Prep Time 15 minutes
Cook Time 35 minutes
Course Main Course
Cuisine Mexican
Servings 6 stuffed pepper halves

Ingredients
  

For the Peppers

  • 3 large bell peppers red, yellow, orange, or a mix—they're sweeter than green
  • 1 tablespoon olive oil
  • Salt and pepper to taste

For the Filling

  • 1 pound lean ground turkey
  • 1 small onion diced
  • 2 cloves garlic minced
  • 1 tablespoon olive oil
  • 1 tablespoon chili powder
  • 2 teaspoons ground cumin
  • 1 teaspoon dried oregano
  • 1/2 teaspoon smoked paprika
  • 1/4 teaspoon cayenne pepper optional, for heat
  • Salt and pepper to taste
  • 1 can 15 oz black beans, drained and rinsed
  • 1 cup corn kernels fresh, frozen, or canned
  • 1 can 14.5 oz diced tomatoes with green chilies, drained (like Rotel)
  • 1/2 cup salsa your preferred spice level
  • 1/4 cup fresh cilantro chopped, plus more for garnish
  • Juice of 1 lime
  • 1 cup cooked brown rice or quinoa

For Topping

  • 1 cup shredded Mexican-blend cheese or cotija cheese for a more authentic option
  • Optional garnishes: sliced avocado Greek yogurt or sour cream, lime wedges, additional cilantro, sliced green onions

Instructions
 

  • Preheat your oven to 375°F (190°C). Lightly oil a 9x13 baking dish with cooking spray or a drizzle of olive oil.
  • Prep the peppers. Cut the bell peppers in half lengthwise and remove the seeds and membranes. Brush the insides and outsides with olive oil and season with a pinch of salt and pepper. Place them cut-side up in the baking dish.
  • Par-bake the peppers. Place the peppers in the preheated oven for about 10-15 minutes while you prepare the filling. This partial pre-cooking ensures they'll be perfectly tender by the time the filling is hot.
  • Start the filling.
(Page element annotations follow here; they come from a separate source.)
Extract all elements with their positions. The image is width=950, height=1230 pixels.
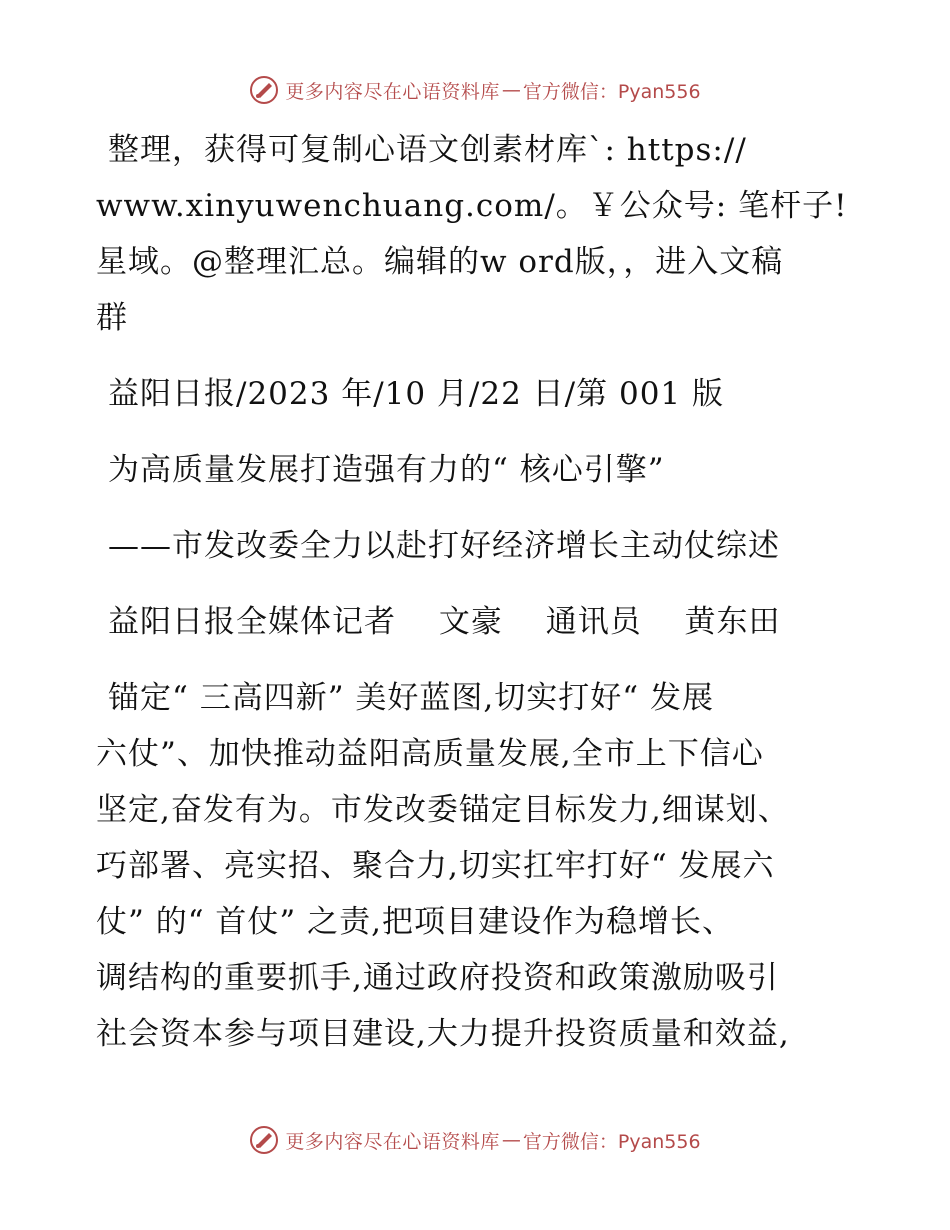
- body-line: 社会资本参与项目建设,大力提升投资质量和效益,: [96, 1016, 790, 1052]
- source-line: 益阳日报/2023 年/10 月/22 日/第 001 版: [108, 376, 725, 412]
- intro-line: www.xinyuwenchuang.com/。￥公众号: 笔杆子!: [96, 188, 848, 224]
- body-line: 六仗”、加快推动益阳高质量发展,全市上下信心: [96, 736, 764, 772]
- banner-separator: —: [501, 1129, 521, 1151]
- body-line: 锚定“ 三高四新” 美好蓝图,切实打好“ 发展: [108, 680, 714, 716]
- logo-icon: [249, 75, 279, 105]
- article-subtitle: ——市发改委全力以赴打好经济增长主动仗综述: [108, 528, 780, 564]
- body-line: 仗” 的“ 首仗” 之责,把项目建设作为稳增长、: [96, 904, 734, 940]
- header-banner: [0, 72, 950, 108]
- intro-line: 群: [96, 300, 128, 336]
- banner-text: 更多内容尽在心语资料库: [285, 1130, 500, 1153]
- banner-separator: —: [501, 79, 521, 101]
- body-line: 坚定,奋发有为。市发改委锚定目标发力,细谋划、: [96, 792, 790, 828]
- body-line: 调结构的重要抓手,通过政府投资和政策激励吸引: [96, 960, 779, 996]
- intro-paragraph: [96, 122, 856, 346]
- banner-wechat: 官方微信：Pyan556: [522, 1130, 701, 1153]
- logo-icon: [249, 1125, 279, 1155]
- body-paragraph: [96, 670, 856, 1062]
- article-title: 为高质量发展打造强有力的“ 核心引擎”: [108, 452, 665, 488]
- byline: 益阳日报全媒体记者 文豪 通讯员 黄东田: [108, 604, 781, 640]
- footer-banner: [0, 1122, 950, 1158]
- banner-wechat: 官方微信：Pyan556: [522, 80, 701, 103]
- banner-text: 更多内容尽在心语资料库: [285, 80, 500, 103]
- intro-line: 整理，获得可复制心语文创素材库`: https://: [108, 132, 747, 168]
- body-line: 巧部署、亮实招、聚合力,切实扛牢打好“ 发展六: [96, 848, 775, 884]
- intro-line: 星域。@整理汇总。编辑的w ord版，，进入文稿: [96, 244, 784, 280]
- document-content: [96, 122, 856, 1062]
While the peppers are pre-baking, heat 1 tablespoon olive oil in a large skillet over medium heat. Add the diced onion and cook until softened, about 3-4 minutes.
  • Add the turkey. Increase heat to medium-high and add the ground turkey to the skillet. Break it apart with a spoon as it cooks until no longer pink, about 5-7 minutes.
  • Bring on the flavor. Add the minced garlic and cook for 30 seconds until fragrant. Then add chili powder, cumin, oregano, smoked paprika, cayenne (if using), salt, and pepper. Stir to coat the meat evenly with the spices.
  • Add the mix-ins. Stir in the black beans, corn, diced tomatoes, and salsa. Simmer for about 5 minutes until some of the liquid has evaporated and the flavors have melded.
  • Finish the filling. Remove from heat and stir in the cooked rice or quinoa, fresh cilantro, and lime juice. Taste and adjust seasonings if needed.
  • Stuff the peppers. Remove the par-baked peppers from the oven. Spoon the filling into each pepper half, mounding it slightly (don't be shy—really fill them up!).
  • Top with cheese. Sprinkle the stuffed peppers with shredded cheese, dividing it evenly among all the pepper halves.
  • Bake to perfection. Return the stuffed peppers to the oven and bake for 15-20 minutes until the peppers are tender and the cheese is melted and bubbly.
  • Garnish and serve. Let cool for 5 minutes, then top with your choice of garnishes. Serve with lime wedges for squeezing over the top.

Notes

  • Pepper tip: Choose peppers that have fairly flat bottoms so they'll sit upright in the baking dish without tipping over.
  • For a spicier version, add a diced jalapeño with the onion or use pepper jack cheese instead of Mexican blend.
  • Storage: These keep well in the refrigerator for up to 4 days. Reheat in the microwave or in a 350°F oven until heated through.
  • Freezer-friendly: Freeze unbaked stuffed peppers for up to 3 months. Thaw overnight in the refrigerator before baking.
  • For a shortcut, use pre-cooked microwavable rice or quinoa.
  • If you prefer softer peppers, increase the initial par-baking time to 20 minutes.
  • Make ahead: Prepare the filling and par-bake the peppers up to 2 days ahead, then assemble and bake when ready to serve.
  • For the best flavor, choose ripe, brightly colored bell peppers. They're sweeter than green ones and complement the Mexican flavors better.